Specifically in this case, the Court found that the Plaintiffs failed to show that the proposed district election system would actually change election results because it would have resulted in a 30% Latino district (the City is 15% Latino City-wide), far short of a majority even in the district with the highest Latino population. Accordingly, the Court stated that the lack of electoral success of Latinos’ candidates of choice was not the result of volte dilution, but the result of a democratic “majority rule” system.
The Court also rejected Plaintiffs’ argument that the foregoing change from 15% to 30% is legally significant because it increases the electoral “influence” of Latinos in the City, reasoning that Plaintiffs did not present sufficient evidence showing that the increased Latino influence from the proposed district elections would have actually resulted in Latinos electing the candidate of their choice. The Court explained that under Plaintiffs’ proposed standard for influence claims, showing the ability to increase any amount of protected class influence, no matter how small, would result in CVRA liability, which the Court determined would be an “absurd result.”

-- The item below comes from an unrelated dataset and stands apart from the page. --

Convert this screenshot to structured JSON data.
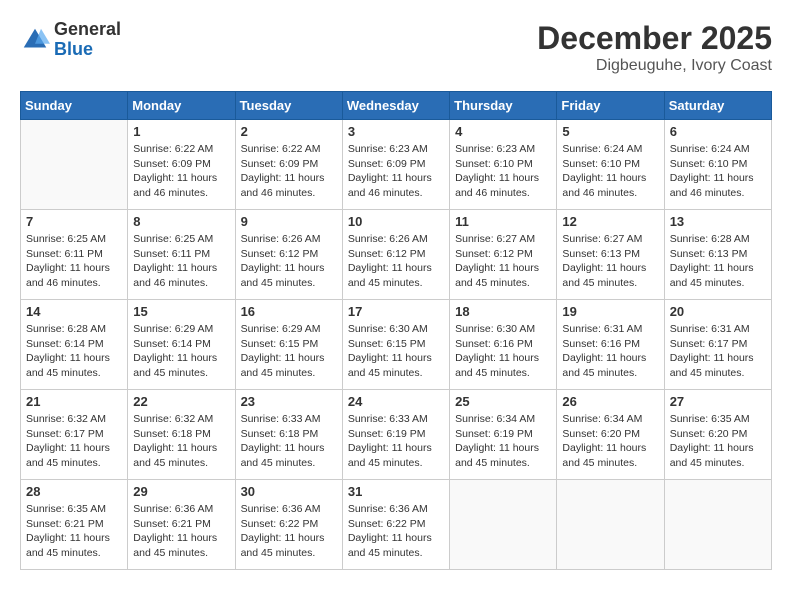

While not going quite this far, this opinion can be understood to essentially “reinsert” the requirement that a plaintiff show the ability to draw a “majority-minority” district, which is a requirement under the federal Voting Rights Act (“FVRA”) that the California legislature expressly attempted to remove when adopting the CVRA. At a minimum, the Court appears to require a CVRA plaintiff to show the ability to draw a near majority-minority district, and show that such a district would actually change the outcome of elections by allowing the protected class voters to elect the candidate of their choice.

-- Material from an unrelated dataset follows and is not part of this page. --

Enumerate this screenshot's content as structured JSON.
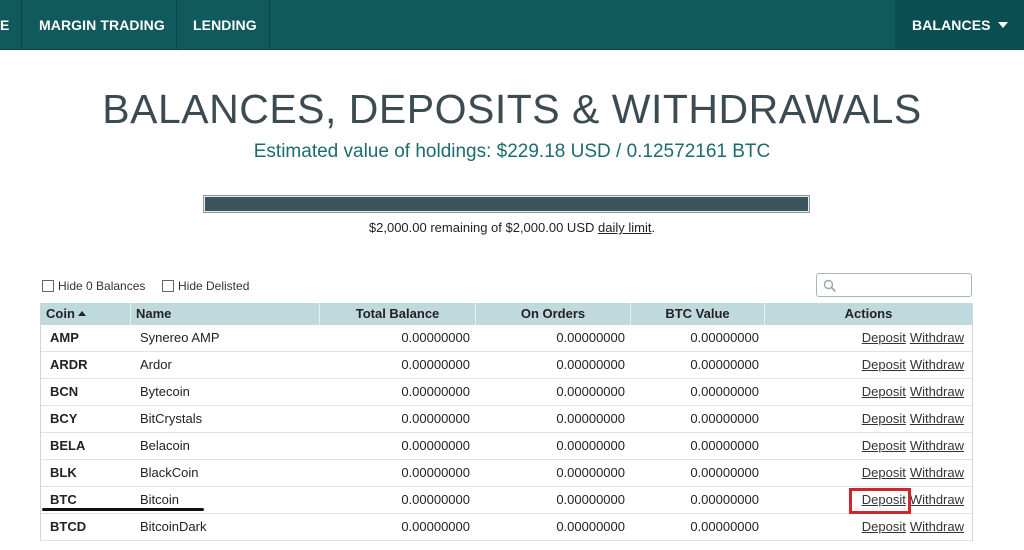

Accordingly, if this decision stands, a public agency with a relatively small percentage of a protected class may avoid CVRA liability even if racially polarized voting is present, particularly if that protected class is spread out throughout the public agency’s jurisdiction such that they could not be sufficiently concentrated into one district. This case appears to address to commonly asserted frustration among cities and other agencies with similar demographics that have been coerced into converting to district elections under threat of CVRA litigation– that the change will not actually “do anything” for the jurisdiction’s minority voters.